In the past, the equipment was kept at the headboard, meaning the bed would have to be moved out to access it, making it “cumbersome” to provide care, Smith said.

“There just wasn’t much room,” she said.

By keeping cords out of the way of staff, booms reduce trip hazards and allow for easier access to patients for emergency procedures.

The mobility of the booms also provides flexibility so patients can be moved easier if they want to face a window or even if they want to sit in a chair.

“They aren’t stationary to the bed anymore,” she said.

One of the booms also stores all of a patient’s medications so nurses do not have to leave the room to retrieve them.

Besides the booms, the rooms feature mechanical remote-controlled lifts that allow a single nurse to move a patient that weighs as much as 600 pounds by herself.

“Never in my nursing career have I ever been able to do that,” Smith said.

Smith has been a nurse for 22 years and said in that time, she has suffered from a variety of ailments, including back and foot pain and fatigue.

“This equipment, if I wanted to, I could do this for 20 more years,” she said. “And this is what I love to do. This allows me to continue doing this and not get pushed out because my body can’t do it anymore.”

ICU and MAACU manager Heather Woods demonstrated how the lifts operate and said they will help prevent nurses and patients from suffering injuries.

They lower all the way to the floor to help if a patient falls and they can be used to boost up a patient in bed, turn them or lie them flat, she said. The lifts also can be used to lift the patient onto a gurney or to get them onto a bedside commode.

“It will be great for the safety of our nurses and our patients,” she said. “It’s one of my favorite things about the new unit.”

Woods said staff nurses played a vital role in the project.

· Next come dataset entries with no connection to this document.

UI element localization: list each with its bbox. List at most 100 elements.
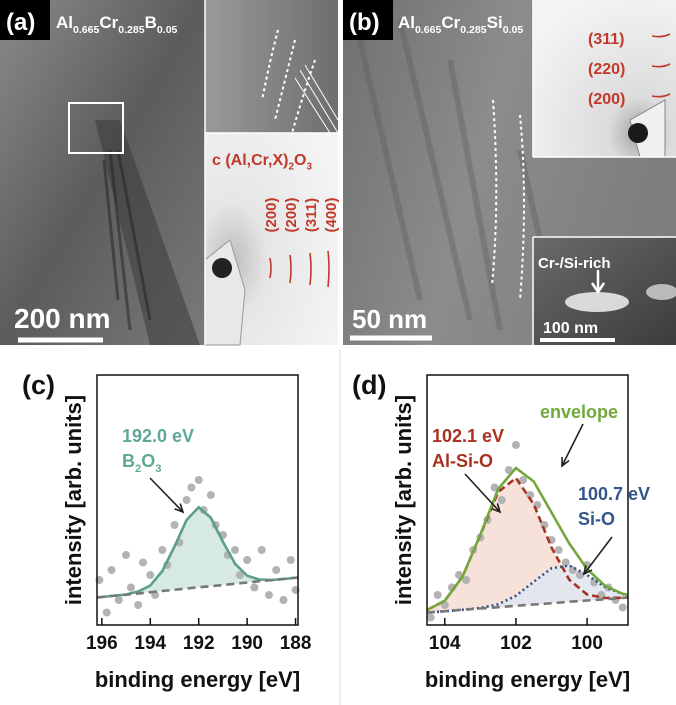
data-point (497, 496, 506, 504)
fit-curve (96, 505, 299, 599)
data-point (433, 591, 442, 599)
data-point (561, 558, 570, 567)
text-part: B (122, 451, 135, 471)
subscript: 0.05 (157, 24, 178, 36)
data-point (158, 546, 167, 554)
data-point (107, 566, 116, 574)
lamella-band (95, 120, 200, 345)
data-point (146, 571, 155, 579)
data-point (206, 491, 215, 499)
streaks (102, 149, 152, 331)
subscript: 2 (288, 161, 294, 172)
data-point (243, 556, 252, 564)
text-part: envelope (540, 402, 618, 422)
data-point (250, 583, 259, 592)
data-point (170, 521, 179, 529)
composition: Al0.665Cr0.285B0.05 (56, 13, 178, 36)
streaks (357, 19, 563, 331)
data-point (257, 546, 266, 554)
subscript: 3 (306, 161, 312, 172)
data-point (182, 496, 191, 504)
scale-label: 100 nm (543, 320, 598, 337)
label-box (0, 0, 50, 40)
data-point (426, 613, 435, 622)
y-axis-label: intensity [arb. units] (61, 395, 86, 605)
text-part: O (141, 451, 155, 471)
data-point (272, 566, 281, 574)
peak-area (97, 507, 298, 598)
rich-region (565, 292, 629, 312)
text-part: c (Al,Cr,X) (212, 152, 288, 169)
text-part: Al (398, 13, 415, 32)
dashed-guides (491, 99, 525, 301)
annotation: B2O3 (122, 451, 161, 475)
micrograph-inset (205, 0, 338, 133)
plot-frame (426, 374, 629, 626)
data-point (235, 571, 244, 579)
composition: Al0.665Cr0.285Si0.05 (398, 13, 523, 36)
text-part: Al (56, 13, 73, 32)
text-part: 102.1 eV (432, 426, 504, 446)
peak-area (427, 478, 628, 613)
data-point (519, 476, 528, 484)
subscript: 0.665 (415, 24, 441, 36)
annotation-arrow (582, 536, 613, 576)
x-axis-label: binding energy [eV] (95, 667, 300, 692)
text-part: 100.7 eV (578, 484, 650, 504)
annotation: 102.1 eV (432, 426, 504, 446)
text-part: Si-O (578, 509, 615, 529)
panel-label: (d) (352, 370, 386, 400)
data-point (194, 476, 203, 484)
data-point (264, 591, 273, 599)
reflection-label: (311) (303, 198, 320, 232)
data-point (139, 558, 148, 567)
x-tick-label: 100 (571, 633, 603, 654)
x-tick-label: 190 (231, 633, 263, 654)
subscript: 0.05 (503, 24, 524, 36)
x-tick-label: 104 (429, 633, 461, 654)
reflection-label: (400) (323, 197, 340, 232)
subscript: 2 (135, 463, 141, 475)
arrow (590, 270, 606, 295)
text-part: B (145, 13, 157, 32)
dashed-guides (261, 29, 316, 134)
text-part: Cr (441, 13, 460, 32)
data-point (231, 546, 240, 554)
x-tick-label: 194 (134, 633, 166, 654)
zoom-box (68, 102, 124, 154)
text-part: 192.0 eV (122, 426, 194, 446)
panel-label: (c) (22, 370, 55, 400)
x-tick-label: 188 (280, 633, 312, 654)
label-box (343, 0, 393, 40)
data-point (511, 441, 520, 449)
data-point (102, 608, 111, 617)
annotation-arrow (464, 473, 502, 514)
inset-label: Cr-/Si-rich (538, 255, 611, 272)
rich-region (646, 284, 676, 300)
data-point (554, 546, 563, 554)
annotation: envelope (540, 402, 618, 422)
text-part: Al-Si-O (432, 451, 493, 471)
annotation: Si-O (578, 509, 615, 529)
annotation-arrow (561, 423, 584, 468)
x-tick-label: 192 (183, 633, 215, 654)
reflection-label: (200) (283, 197, 300, 232)
subscript: 0.665 (73, 24, 99, 36)
subscript: 0.285 (460, 24, 486, 36)
scale-label: 50 nm (352, 304, 427, 334)
reflection-label: (200) (588, 91, 625, 108)
central-spot (212, 258, 232, 278)
data-point (126, 583, 135, 592)
subscript: 0.285 (118, 24, 144, 36)
y-axis-label: intensity [arb. units] (391, 395, 416, 605)
reflection-label: (311) (588, 31, 624, 48)
data-point (122, 551, 131, 559)
data-point (618, 603, 627, 612)
annotation: 192.0 eV (122, 426, 194, 446)
ring-markers (269, 250, 330, 288)
annotation-arrow (149, 477, 185, 514)
plot-frame (96, 374, 299, 626)
panel-label: (b) (349, 9, 380, 36)
annotation: Al-Si-O (432, 451, 493, 471)
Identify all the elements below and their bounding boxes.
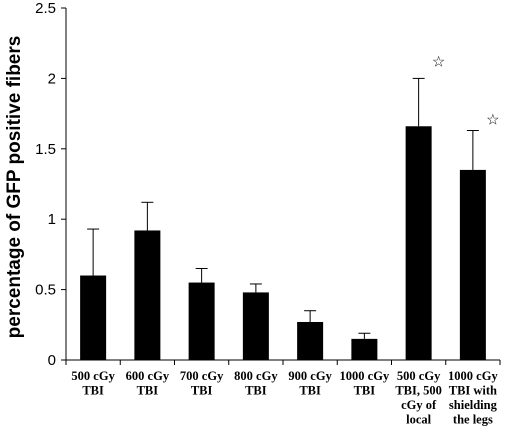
y-tick-label: 2 xyxy=(48,70,56,87)
x-category-label: the legs xyxy=(453,413,493,427)
bar xyxy=(297,321,324,360)
x-category-label: 1000 cGy xyxy=(448,369,498,383)
x-category-label: TBI xyxy=(245,384,267,398)
x-category-label: cGy of xyxy=(401,398,437,412)
bar xyxy=(405,126,432,360)
x-category-label: TBI xyxy=(137,384,159,398)
x-category-label: local xyxy=(406,413,432,427)
x-category-label: TBI, 500 xyxy=(395,384,442,398)
x-category-label: 900 cGy xyxy=(288,369,332,383)
y-axis-label: percentage of GFP positive fibers xyxy=(4,36,25,339)
significance-star: ☆ xyxy=(486,110,499,128)
x-category-label: TBI xyxy=(354,384,376,398)
x-category-label: 500 cGy xyxy=(397,369,441,383)
x-category-label: TBI xyxy=(82,384,104,398)
x-category-label: 500 cGy xyxy=(71,369,115,383)
y-ticks: 0 0.5 1 1.5 2 2.5 xyxy=(35,0,501,369)
x-category-label: 800 cGy xyxy=(234,369,278,383)
y-tick-label: 2.5 xyxy=(35,0,56,17)
y-tick-label: 1.5 xyxy=(35,141,56,158)
x-category-label: shielding xyxy=(449,398,498,412)
x-category-label: 700 cGy xyxy=(180,369,224,383)
bar xyxy=(459,169,486,360)
bar xyxy=(242,292,269,360)
x-category-label: TBI with xyxy=(449,384,497,398)
x-category-label: TBI xyxy=(299,384,321,398)
y-axis: 0 0.5 1 1.5 2 2.5 xyxy=(35,0,501,369)
bars xyxy=(80,126,486,360)
bar xyxy=(188,282,215,360)
bar xyxy=(351,338,378,360)
significance-markers: ☆☆ xyxy=(432,52,500,128)
y-tick-label: 1 xyxy=(48,211,56,228)
x-category-label: 1000 cGy xyxy=(340,369,390,383)
y-tick-label: 0.5 xyxy=(35,282,56,299)
x-category-label: 600 cGy xyxy=(126,369,170,383)
significance-star: ☆ xyxy=(432,52,445,70)
y-tick-label: 0 xyxy=(48,352,56,369)
bar xyxy=(134,230,161,360)
bar xyxy=(80,275,107,360)
error-bars xyxy=(87,77,479,339)
x-category-label: TBI xyxy=(191,384,213,398)
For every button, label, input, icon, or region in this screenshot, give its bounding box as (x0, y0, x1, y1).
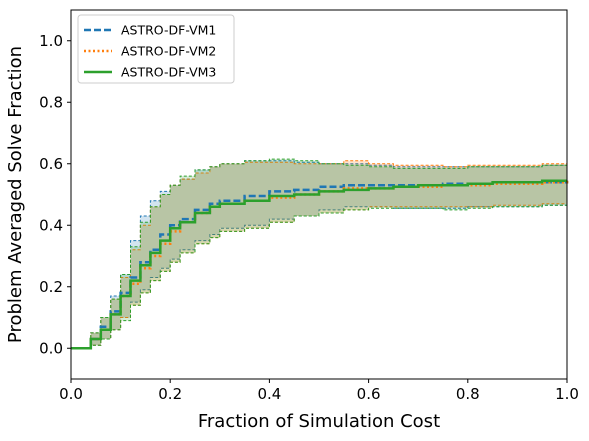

“We brought the staff nurses in for pretty much all of the construction project,” she said. “We flew to Dallas one day for a trip for the booms to check that all out. We looked at different ICUs and how they were constructed and took things from those ICUs and brought them into ours.”

They even did a mockup of an ICU room so nurses could come in and decide what would work and what wouldn’t.

“We wanted to incorporate them into building this because it’s their unit, and if it doesn’t work for them, then it’s not going to work, so we wanted to make sure they had a voice,” she said.